Engrave, based in the Houston metropolitan area, is a fiduciary to hundreds of clients focused within Texas, Louisiana and California. Most of its clientele are corporate professionals or small business owners in or nearing retirement, with many from the oil and gas industry, according to the announcement.

“The resources we are most excited to access at CAPTRUST are the investment and tax services,” Taylor Parker said in a statement. “They will significantly deepen the expertise we can offer and will elevate the experience we provide to our clients.”

Engrave will be CAPTRUST’s second office in metro Houston alongside Monroe Vos Consulting, which joined the firm in 2023, and fourth added in 2023 in Texas, joining Omega Wealth Partners and Southern Wealth Management. CAPTRUST now has 12 locations and more than 170 employees in the state, adding to more than 1,500 employees nationwide.
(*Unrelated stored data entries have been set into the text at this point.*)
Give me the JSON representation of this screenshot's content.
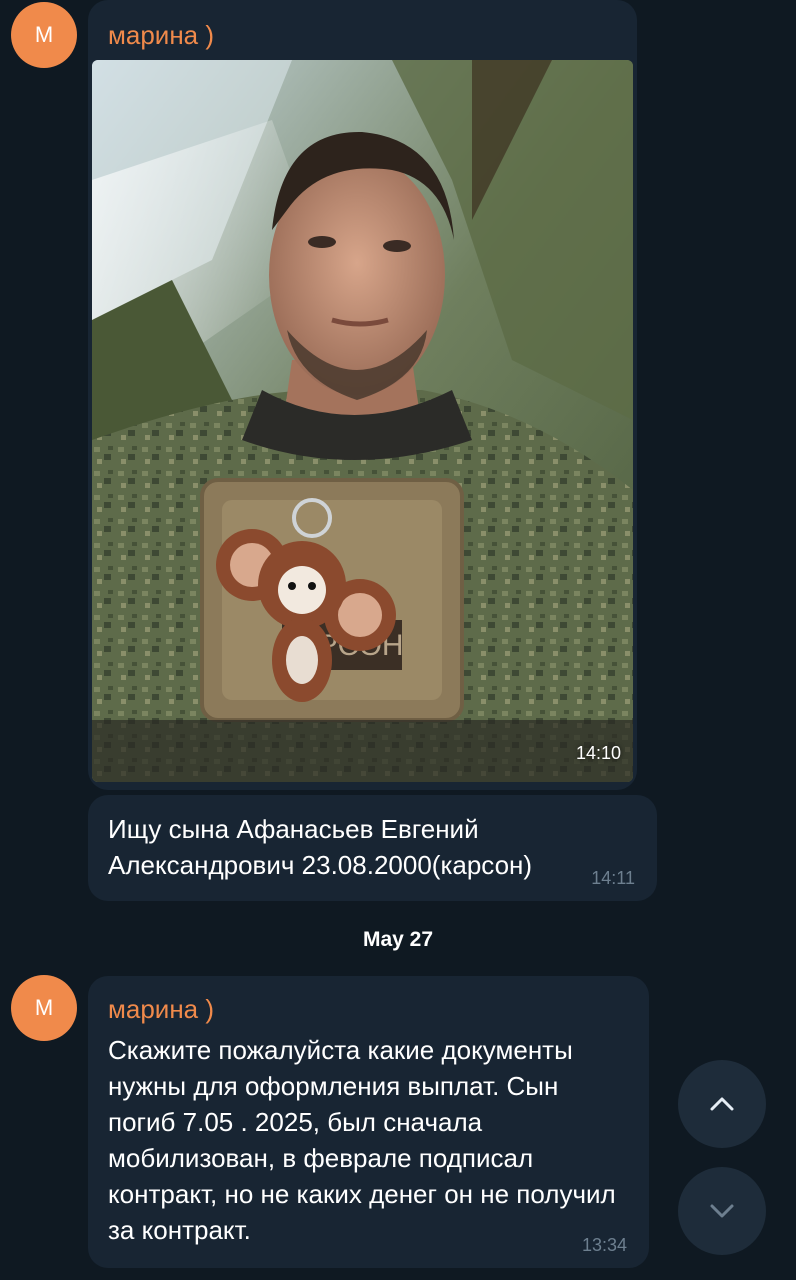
{
  "messages": [
    {
      "avatar_letter": "M",
      "sender": "марина )",
      "photo_time": "14:10"
    },
    {
      "text": "Ищу сына Афанасьев Евгений Александрович 23.08.2000(карсон)",
      "time": "14:11"
    }
  ],
  "date_separator": "May 27",
  "second_message": {
    "avatar_letter": "M",
    "sender": "марина )",
    "text": "Скажите пожалуйста какие документы нужны для оформления выплат. Сын погиб 7.05 . 2025, был сначала мобилизован, в феврале подписал контракт, но не каких денег он не получил за контракт.",
    "time": "13:34"
  },
  "photo": {
    "patch_text": "КАРСОН"
  },
  "controls": {
    "scroll_up_icon": "chevron-up-icon",
    "scroll_down_icon": "chevron-down-icon"
  },
  "colors": {
    "background": "#0f1922",
    "bubble": "#182533",
    "accent": "#f08a4b",
    "timestamp": "#6d7f8f"
  }
}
“The team at Engrave expands our offering in the Houston area with wealth management services,” Rush Benton, CAPTRUST’s managing director, said in a statement. “We are excited to welcome yet another stellar team in Texas, now our second-largest employee presence in the country.”

Engrave joined CAPTRUST in late 2023 and, consistent with other transactions, Engrave will take on the CAPTRUST brand. Waller Helms Advisors served as Engrave’s financial adviser in the transaction.

Correction Update: Story fixes the total number of locations CAPTRUST has in Texas.